I found a word, near-career filling in the following article of today’s New York Times titled Unusual Work, Even in World of the Theater.

Tom Santopietro has made a near-career filling in for other people on Broadway, not as an understudy, but as a substitute for house managers and company managers.

I also found a line using near-career in a site (City-Data Forum) that follows:

I also had my own military near-career so I moved even more. After living in seven other states, some of them more than once, and three other countries, I landed back in California 32 years ago and have stayed.

Judging from the context of those sentences, near-career job seems to me akin to probationary, or not full-fledged job.

What does near-career exactly mean?

3 Answers 3


Your interpretation is pretty much right. It's an uncommon phrase in my experience (in British English), but I would translate this phrase as:

Tom Santopietro has almost [nearly] made a career filling in for other people on Broadway

That is, this man has never actually had a career of doing this, but he does it so often that it might be considered a regular job (i.e. career).


I think it is not really used in the sense of almost having a career. Rather, I would interpret it as an occupation someone does which was never intended to be a full-time job (or career) but which takes as much time as one. The person's desire is to have a different career, but undertakes that particular occupation until something else (better?) comes along.

This is in the spirit of the adage "Experience is what we get while we are looking for something else."

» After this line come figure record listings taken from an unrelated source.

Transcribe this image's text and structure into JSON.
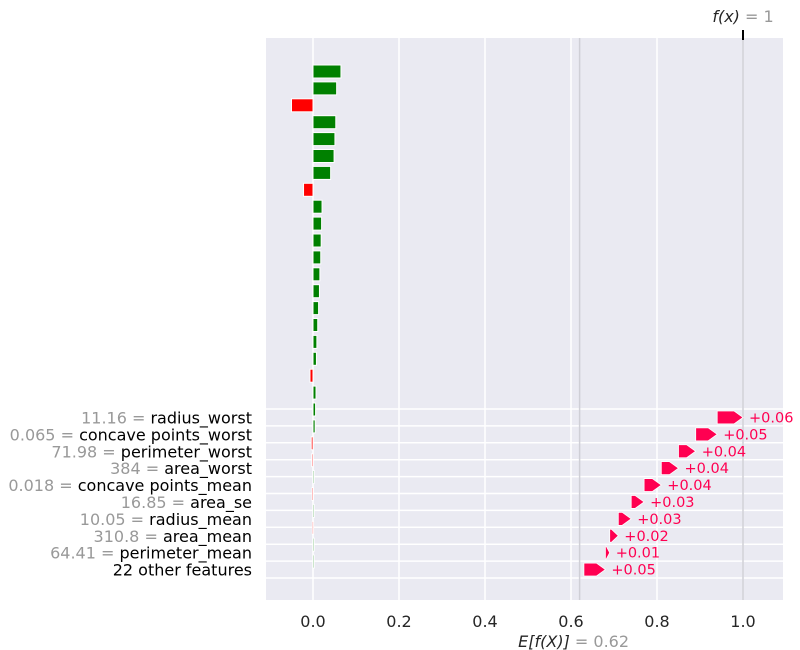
{
  "chart_data": [
    {
      "type": "bar",
      "orientation": "horizontal",
      "title": "",
      "xlabel": "",
      "ylabel": "",
      "xlim": [
        -0.11,
        1.09
      ],
      "grid": true,
      "x_ticks": [
        "0.0",
        "0.2",
        "0.4",
        "0.6",
        "0.8",
        "1.0"
      ],
      "colors": {
        "positive": "#008000",
        "negative": "#ff0000"
      },
      "values": [
        0.065,
        0.055,
        -0.05,
        0.053,
        0.051,
        0.049,
        0.041,
        -0.022,
        0.021,
        0.02,
        0.019,
        0.018,
        0.016,
        0.015,
        0.013,
        0.011,
        0.009,
        0.008,
        -0.007,
        0.007,
        0.006,
        0.005,
        -0.004,
        -0.003,
        0.002,
        -0.002,
        0.0015,
        -0.0015,
        0.0012,
        0.001
      ]
    },
    {
      "type": "waterfall",
      "base_value": 0.62,
      "output_value": 1,
      "features": [
        {
          "value": "11.16",
          "name": "radius_worst",
          "shap": 0.06,
          "label": "+0.06"
        },
        {
          "value": "0.065",
          "name": "concave points_worst",
          "shap": 0.05,
          "label": "+0.05"
        },
        {
          "value": "71.98",
          "name": "perimeter_worst",
          "shap": 0.04,
          "label": "+0.04"
        },
        {
          "value": "384",
          "name": "area_worst",
          "shap": 0.04,
          "label": "+0.04"
        },
        {
          "value": "0.018",
          "name": "concave points_mean",
          "shap": 0.04,
          "label": "+0.04"
        },
        {
          "value": "16.85",
          "name": "area_se",
          "shap": 0.03,
          "label": "+0.03"
        },
        {
          "value": "10.05",
          "name": "radius_mean",
          "shap": 0.03,
          "label": "+0.03"
        },
        {
          "value": "310.8",
          "name": "area_mean",
          "shap": 0.02,
          "label": "+0.02"
        },
        {
          "value": "64.41",
          "name": "perimeter_mean",
          "shap": 0.01,
          "label": "+0.01"
        },
        {
          "value": "",
          "name": "22 other features",
          "shap": 0.05,
          "label": "+0.05"
        }
      ],
      "top_annotation": {
        "text": "f(x)",
        "value": "= 1"
      },
      "bottom_annotation": {
        "text": "E[f(X)]",
        "value": "= 0.62"
      },
      "color": "#ff0051"
    }
  ]
}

  • I agree with this answer, especially in light of the context of @Yoichi's first example.
    – Jimi Oke
    Commented Jan 27, 2011 at 0:51
  • I'm tending to disagree with this. It makes sense, just not so much in the context.
    – Noldorin
    Commented Jan 27, 2011 at 1:10
  • Noldorin, Robusto, Jimi. Thanks for your joining me in answering my always primitive and often naive questions. Howeve, it's interesting to find newspapers like New York Times use the word even you guys who are English language maven don't come to perfect agreement, or don't even think it a received American English. Commented Jan 27, 2011 at 7:21

From your two examples, I would take near-career to mean either of the following:

  • a job or profession to which one almost devoted their lifetime (used in the past)
  • an occupation that one happens upon and excels in, with or without any previous training (used in the present)

Many words (some nouns, some adjectives) have been (and are still being) constructed in English by hyphenating or compounding near with another word. These are some of the established ones:

Near-career seems like a recent coinage; it's yet to be defined in the Urban Dictionary! With all these near[-] words, by keeping in mind the meanings of near and paying close attention to the context, one should always be able to infer the [rough] meaning.